Джон Макферсон‑младший, сын Ивана Егоровича Макферсона, владельца огромной «Заневской мануфактуры», члена Петербургской городской думы многих созывов, племянник и единственный наследник Джорджа‑Натаниэля Блекчестера, графа Блекчестер‑Кэдденхед, барона Бичи‑Хэд, виконта Гринхэд, дальний свойственник и любимец одного очень высоко поставленного в королевстве лица, вытянув ноги под столом, не гася улыбки, смотрел несколько минут в упор на экс‑короля петербургской и московской печати…
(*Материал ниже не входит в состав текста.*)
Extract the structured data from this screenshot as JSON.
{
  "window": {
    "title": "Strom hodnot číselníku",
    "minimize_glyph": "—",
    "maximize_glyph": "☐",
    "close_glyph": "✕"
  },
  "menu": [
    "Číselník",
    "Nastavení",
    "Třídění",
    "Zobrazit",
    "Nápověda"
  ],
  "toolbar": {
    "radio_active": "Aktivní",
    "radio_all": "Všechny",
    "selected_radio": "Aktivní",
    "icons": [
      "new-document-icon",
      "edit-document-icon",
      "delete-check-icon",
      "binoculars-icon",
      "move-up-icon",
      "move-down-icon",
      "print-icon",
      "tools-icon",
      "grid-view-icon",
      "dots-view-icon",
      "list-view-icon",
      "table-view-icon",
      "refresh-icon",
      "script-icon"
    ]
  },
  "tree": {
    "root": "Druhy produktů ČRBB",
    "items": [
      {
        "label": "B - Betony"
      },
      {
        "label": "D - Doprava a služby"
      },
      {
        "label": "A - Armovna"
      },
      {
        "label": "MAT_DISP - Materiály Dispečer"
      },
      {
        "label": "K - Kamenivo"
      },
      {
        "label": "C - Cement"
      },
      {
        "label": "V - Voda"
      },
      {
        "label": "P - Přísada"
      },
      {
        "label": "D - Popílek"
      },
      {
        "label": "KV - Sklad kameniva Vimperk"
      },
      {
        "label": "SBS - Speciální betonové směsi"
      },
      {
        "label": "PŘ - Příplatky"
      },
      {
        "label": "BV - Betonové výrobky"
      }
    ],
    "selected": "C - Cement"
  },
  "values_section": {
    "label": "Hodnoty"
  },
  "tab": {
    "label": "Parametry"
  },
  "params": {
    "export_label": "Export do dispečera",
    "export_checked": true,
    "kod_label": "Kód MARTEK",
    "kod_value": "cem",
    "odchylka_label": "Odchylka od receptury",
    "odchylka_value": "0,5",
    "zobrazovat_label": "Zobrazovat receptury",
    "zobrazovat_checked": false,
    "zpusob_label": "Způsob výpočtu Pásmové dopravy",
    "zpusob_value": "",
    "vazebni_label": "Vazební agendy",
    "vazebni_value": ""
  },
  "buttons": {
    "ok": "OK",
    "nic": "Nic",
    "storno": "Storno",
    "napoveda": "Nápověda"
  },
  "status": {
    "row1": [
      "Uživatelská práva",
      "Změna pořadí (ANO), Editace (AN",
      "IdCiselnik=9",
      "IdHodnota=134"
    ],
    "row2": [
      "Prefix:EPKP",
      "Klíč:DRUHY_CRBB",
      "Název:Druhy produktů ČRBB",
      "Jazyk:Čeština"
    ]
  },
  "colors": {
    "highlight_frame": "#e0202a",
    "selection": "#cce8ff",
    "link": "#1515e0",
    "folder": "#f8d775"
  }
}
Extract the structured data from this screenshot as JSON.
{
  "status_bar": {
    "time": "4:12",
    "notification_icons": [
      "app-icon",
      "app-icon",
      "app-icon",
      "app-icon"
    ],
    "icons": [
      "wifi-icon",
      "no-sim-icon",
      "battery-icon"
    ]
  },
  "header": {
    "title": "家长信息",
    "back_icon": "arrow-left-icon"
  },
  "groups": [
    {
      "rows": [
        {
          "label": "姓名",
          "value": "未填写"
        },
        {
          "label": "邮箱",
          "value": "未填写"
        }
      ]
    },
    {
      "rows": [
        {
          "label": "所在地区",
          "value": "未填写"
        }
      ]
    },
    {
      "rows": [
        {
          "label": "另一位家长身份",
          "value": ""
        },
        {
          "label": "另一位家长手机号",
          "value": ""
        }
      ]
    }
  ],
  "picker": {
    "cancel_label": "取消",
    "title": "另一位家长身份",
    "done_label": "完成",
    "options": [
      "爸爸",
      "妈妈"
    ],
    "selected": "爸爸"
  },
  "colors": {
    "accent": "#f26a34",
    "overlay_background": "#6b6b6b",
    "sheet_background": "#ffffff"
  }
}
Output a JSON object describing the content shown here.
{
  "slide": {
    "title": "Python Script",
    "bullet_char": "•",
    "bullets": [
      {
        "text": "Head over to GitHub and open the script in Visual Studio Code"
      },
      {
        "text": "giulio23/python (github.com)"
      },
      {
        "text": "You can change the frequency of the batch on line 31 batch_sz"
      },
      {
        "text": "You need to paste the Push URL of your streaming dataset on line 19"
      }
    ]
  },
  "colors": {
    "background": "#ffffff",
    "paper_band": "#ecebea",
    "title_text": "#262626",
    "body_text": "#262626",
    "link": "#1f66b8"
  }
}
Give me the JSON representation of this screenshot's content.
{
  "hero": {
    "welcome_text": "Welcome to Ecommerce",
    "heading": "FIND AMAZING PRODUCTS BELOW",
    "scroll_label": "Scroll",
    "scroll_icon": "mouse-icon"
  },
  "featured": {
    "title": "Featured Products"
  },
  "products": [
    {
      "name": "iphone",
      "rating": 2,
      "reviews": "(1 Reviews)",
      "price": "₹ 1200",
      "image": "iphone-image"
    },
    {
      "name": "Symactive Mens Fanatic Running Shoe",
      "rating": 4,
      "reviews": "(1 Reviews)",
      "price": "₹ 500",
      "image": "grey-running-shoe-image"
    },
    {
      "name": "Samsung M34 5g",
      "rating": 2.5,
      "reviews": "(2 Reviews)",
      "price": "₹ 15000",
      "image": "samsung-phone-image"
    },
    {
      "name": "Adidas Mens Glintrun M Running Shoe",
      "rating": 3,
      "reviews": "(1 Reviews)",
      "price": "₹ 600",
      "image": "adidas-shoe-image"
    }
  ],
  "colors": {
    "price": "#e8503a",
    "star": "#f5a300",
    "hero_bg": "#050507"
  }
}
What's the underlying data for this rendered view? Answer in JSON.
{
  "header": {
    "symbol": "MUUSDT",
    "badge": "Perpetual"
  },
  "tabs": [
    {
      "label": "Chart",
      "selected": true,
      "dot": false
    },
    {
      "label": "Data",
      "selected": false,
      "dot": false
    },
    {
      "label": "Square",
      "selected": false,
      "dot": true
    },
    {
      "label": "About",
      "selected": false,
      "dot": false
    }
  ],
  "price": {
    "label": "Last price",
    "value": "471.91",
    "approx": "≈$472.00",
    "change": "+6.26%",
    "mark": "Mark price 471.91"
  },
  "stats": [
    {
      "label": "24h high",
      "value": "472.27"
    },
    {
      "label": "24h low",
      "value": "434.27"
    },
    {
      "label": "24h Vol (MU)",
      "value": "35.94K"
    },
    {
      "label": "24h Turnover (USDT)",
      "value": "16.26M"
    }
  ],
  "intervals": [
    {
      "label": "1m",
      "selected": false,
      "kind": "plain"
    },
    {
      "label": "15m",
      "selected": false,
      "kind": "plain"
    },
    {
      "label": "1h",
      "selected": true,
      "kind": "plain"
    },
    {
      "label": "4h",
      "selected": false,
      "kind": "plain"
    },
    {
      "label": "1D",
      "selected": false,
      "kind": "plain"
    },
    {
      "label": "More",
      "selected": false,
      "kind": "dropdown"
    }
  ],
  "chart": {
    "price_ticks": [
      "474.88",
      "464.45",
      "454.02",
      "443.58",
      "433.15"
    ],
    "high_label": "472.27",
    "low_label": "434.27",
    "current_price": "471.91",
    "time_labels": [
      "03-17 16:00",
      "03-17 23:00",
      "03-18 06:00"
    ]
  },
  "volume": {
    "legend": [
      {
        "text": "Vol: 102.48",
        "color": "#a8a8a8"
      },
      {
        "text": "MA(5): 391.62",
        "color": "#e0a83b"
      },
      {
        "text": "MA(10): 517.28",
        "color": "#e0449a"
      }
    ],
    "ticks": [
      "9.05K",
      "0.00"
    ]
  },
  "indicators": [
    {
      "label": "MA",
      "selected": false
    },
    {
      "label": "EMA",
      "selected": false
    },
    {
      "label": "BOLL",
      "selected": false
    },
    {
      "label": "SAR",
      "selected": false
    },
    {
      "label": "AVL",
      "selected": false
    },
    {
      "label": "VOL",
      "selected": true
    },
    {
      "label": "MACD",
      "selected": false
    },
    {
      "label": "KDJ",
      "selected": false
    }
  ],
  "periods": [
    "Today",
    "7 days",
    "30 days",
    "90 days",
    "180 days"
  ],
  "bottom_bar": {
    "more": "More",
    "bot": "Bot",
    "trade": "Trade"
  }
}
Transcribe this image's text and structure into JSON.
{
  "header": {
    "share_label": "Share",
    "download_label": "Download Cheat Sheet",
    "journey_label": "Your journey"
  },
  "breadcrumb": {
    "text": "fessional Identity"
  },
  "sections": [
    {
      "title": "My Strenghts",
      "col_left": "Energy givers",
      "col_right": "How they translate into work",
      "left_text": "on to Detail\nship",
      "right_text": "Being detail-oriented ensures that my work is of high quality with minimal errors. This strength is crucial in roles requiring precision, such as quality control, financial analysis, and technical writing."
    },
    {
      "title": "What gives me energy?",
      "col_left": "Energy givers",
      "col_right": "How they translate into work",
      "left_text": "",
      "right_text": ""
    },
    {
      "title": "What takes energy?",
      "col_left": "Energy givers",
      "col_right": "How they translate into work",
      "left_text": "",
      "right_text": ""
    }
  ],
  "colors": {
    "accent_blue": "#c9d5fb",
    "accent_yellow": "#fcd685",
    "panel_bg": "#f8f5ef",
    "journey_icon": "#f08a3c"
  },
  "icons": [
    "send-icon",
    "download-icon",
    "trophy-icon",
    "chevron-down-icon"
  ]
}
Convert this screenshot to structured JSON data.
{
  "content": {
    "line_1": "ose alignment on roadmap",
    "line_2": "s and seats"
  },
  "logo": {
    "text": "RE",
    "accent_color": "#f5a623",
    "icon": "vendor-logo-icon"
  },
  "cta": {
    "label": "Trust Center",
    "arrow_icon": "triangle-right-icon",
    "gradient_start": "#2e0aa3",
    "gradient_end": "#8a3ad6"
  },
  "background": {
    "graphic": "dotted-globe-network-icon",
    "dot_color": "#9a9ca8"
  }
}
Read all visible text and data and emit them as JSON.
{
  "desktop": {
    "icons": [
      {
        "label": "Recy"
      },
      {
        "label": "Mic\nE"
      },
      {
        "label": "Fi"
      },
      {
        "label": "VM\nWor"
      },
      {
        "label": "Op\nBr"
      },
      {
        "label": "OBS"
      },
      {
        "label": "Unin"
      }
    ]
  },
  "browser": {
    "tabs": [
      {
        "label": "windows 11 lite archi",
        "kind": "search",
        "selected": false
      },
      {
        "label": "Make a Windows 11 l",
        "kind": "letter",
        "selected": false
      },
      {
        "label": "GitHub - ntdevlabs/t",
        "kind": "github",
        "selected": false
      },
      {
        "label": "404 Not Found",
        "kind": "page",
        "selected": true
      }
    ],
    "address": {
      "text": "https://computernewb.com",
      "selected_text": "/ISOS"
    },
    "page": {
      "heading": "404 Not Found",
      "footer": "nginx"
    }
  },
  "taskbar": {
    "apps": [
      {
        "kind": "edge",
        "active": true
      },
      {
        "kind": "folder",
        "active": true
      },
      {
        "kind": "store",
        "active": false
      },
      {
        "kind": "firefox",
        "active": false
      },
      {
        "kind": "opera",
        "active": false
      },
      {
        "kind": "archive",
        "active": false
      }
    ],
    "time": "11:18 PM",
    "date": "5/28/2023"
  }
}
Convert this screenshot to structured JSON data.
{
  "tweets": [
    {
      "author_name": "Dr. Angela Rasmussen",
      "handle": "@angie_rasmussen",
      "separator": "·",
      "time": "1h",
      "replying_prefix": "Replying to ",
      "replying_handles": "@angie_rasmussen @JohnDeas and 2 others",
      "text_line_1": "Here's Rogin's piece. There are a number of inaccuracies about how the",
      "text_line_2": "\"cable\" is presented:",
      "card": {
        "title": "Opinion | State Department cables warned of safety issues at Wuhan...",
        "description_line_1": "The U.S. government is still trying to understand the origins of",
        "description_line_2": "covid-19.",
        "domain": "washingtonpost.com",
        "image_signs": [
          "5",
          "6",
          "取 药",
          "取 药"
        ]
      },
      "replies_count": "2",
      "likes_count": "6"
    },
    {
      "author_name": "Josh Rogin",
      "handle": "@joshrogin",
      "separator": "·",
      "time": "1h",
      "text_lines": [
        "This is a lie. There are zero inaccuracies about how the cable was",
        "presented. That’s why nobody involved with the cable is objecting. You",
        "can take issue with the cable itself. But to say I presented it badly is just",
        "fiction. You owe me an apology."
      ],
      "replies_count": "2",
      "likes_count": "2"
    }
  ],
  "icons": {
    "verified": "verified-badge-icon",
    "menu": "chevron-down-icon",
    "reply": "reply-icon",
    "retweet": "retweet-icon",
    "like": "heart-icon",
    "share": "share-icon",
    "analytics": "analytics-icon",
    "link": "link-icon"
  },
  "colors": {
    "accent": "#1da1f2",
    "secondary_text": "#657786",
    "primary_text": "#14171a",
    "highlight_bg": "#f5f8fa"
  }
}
– Чижик‑пыжик, где ты был? – сказал он внезапно с легким вздохом иронии, и глаза его блеснули. – На Фонтанке водку пил! Если бы на Фонтанке, друг мой! Так вот где нам с вами пришлось встретиться, Аркадий Веньяминович! Вот где и вот как! Яшу Мольво помните?

– Яша Мольво расстрелян…

– Что вы? Впрочем – чему же удивляться? А вы что здесь поделываете, my dear?[8] Я подразумеваю – здесь, под этими «тимантти»? Вы как‑то немного опустились…

В глазах Аркадия мелькнула быстрая тень.

– С вами, Ванечка, я, разумеется обязан быть откровенным… Правда, это – достаточно секретно, но… Я – жду! Сегодня, около двух часов дня, – голос его приобрел некоторую торжественность, – генерал от инфантерии Юденич…

– О, да! Он прибудет в Брунспарк на дачу лесного магната господина Михайлова для совещания с некоторыми заинтересованными лицами… – перебил его молодой человек. – Знаю. Но разве это сенсация вашего масштаба, господин Гурманов?

Журналист ожидал чего угодно, только не этого.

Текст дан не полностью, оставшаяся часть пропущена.